A native Illinoisan, Professor Lawless earned both his undergraduate degree in accounting and his law degree from the University of Illinois. During law school, he served as editor-in-chief of the University of Illinois Law Review. Prior to joining the Illinois faculty in 2006, Professor Lawless was the Gordon & Silver, Ltd., Professor of Law at the University of Nevada-Las Vegas William S. Boyd School of Law. From 1993 to 2002, he was on the faculty at the University of Missouri-Columbia School of Law, and he has been a visiting faculty member at the University of Illinois, Ohio State University, and Washington University in St. Louis. Professor Lawless began his career as a law clerk for the Honorable Harlington Wood, Jr., of the United States Court of Appeals for the Seventh Circuit and then practiced law in Washington, D.C., with the firm of Zuckert, Scoutt & Rasenberger.

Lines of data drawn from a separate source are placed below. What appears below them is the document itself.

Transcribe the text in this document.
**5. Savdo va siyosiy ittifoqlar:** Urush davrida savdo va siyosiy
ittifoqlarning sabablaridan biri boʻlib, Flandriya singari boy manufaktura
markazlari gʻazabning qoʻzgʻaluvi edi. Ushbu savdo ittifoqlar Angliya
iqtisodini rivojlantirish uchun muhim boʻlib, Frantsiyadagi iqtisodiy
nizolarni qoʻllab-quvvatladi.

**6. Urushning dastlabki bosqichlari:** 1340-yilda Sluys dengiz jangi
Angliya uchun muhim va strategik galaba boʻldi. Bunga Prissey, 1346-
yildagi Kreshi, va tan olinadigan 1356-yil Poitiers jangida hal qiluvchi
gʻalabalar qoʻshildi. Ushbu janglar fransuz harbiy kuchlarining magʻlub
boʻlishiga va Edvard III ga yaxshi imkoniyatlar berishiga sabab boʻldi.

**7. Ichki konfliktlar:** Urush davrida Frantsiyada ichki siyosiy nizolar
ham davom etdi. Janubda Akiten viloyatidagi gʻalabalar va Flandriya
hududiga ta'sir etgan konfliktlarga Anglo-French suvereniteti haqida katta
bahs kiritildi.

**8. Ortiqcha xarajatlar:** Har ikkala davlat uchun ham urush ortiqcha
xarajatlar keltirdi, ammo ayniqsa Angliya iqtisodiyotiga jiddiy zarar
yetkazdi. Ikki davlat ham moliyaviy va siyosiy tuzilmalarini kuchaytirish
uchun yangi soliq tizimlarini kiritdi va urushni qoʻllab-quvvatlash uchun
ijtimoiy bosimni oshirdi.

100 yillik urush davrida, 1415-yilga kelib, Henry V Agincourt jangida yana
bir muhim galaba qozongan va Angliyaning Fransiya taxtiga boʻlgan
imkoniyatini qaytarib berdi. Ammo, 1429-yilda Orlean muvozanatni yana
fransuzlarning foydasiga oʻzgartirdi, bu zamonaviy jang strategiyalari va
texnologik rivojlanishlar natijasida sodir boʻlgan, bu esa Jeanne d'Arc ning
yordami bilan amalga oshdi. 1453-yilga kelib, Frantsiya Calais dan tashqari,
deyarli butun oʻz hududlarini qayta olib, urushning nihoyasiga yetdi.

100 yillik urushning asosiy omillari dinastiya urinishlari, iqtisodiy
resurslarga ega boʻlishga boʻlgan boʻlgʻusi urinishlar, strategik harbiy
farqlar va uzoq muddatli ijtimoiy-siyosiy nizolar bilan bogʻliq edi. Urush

Ruby Mendenhall is an Associate Professor at the University of Illinois, Urbana-Champaign. She holds joint faculty appointments in Sociology, African American Studies, Urban and Regional Planning, and Social Work. She is currently a Faculty member at the Carl R. Woese Institute for Genomic Biology and a Faculty Affiliate at the Institute for Computing in the Humanities, Arts and Social Sciences, Women and Gender in Global Perspective, and Gender and Women Studies. She is the recipient of the Richard and Margaret Romano Professorial Scholar for outstanding achievements in research and leadership on campus. She is also a Grand Challenge Learning Teaching Fellow in the Health Track. Mendenhall’s research focuses on racial microaggressions in higher education. She examines how living in racially segregated neighborhoods with high levels of violence affects Black mothers’ mental and physical health using qualitative, quantitative and genomic analysis. She is attempting to recover Black women’s lost history by using topic modeling and data visualization to examine over 800,000 documents from 1740 to 2014. Mendenhall also does research on racial microaggressions and the Earned Income Tax Credit (EITC). She teaches the following courses: Research Methods; Social Stratification; Urban Communities and Public Policy; Black Women in Contemporary U.S. Society; Genes and Behavior: Black Mothers in Englewood from Science to Society; and Stress and Health in Urban Communities. Her research has appeared in academic journals such as Social Forces, Social Science Research, Demography, Housing Policy Debate, The Review of Black Political Economy, The Black Scholar, and Social Service Review.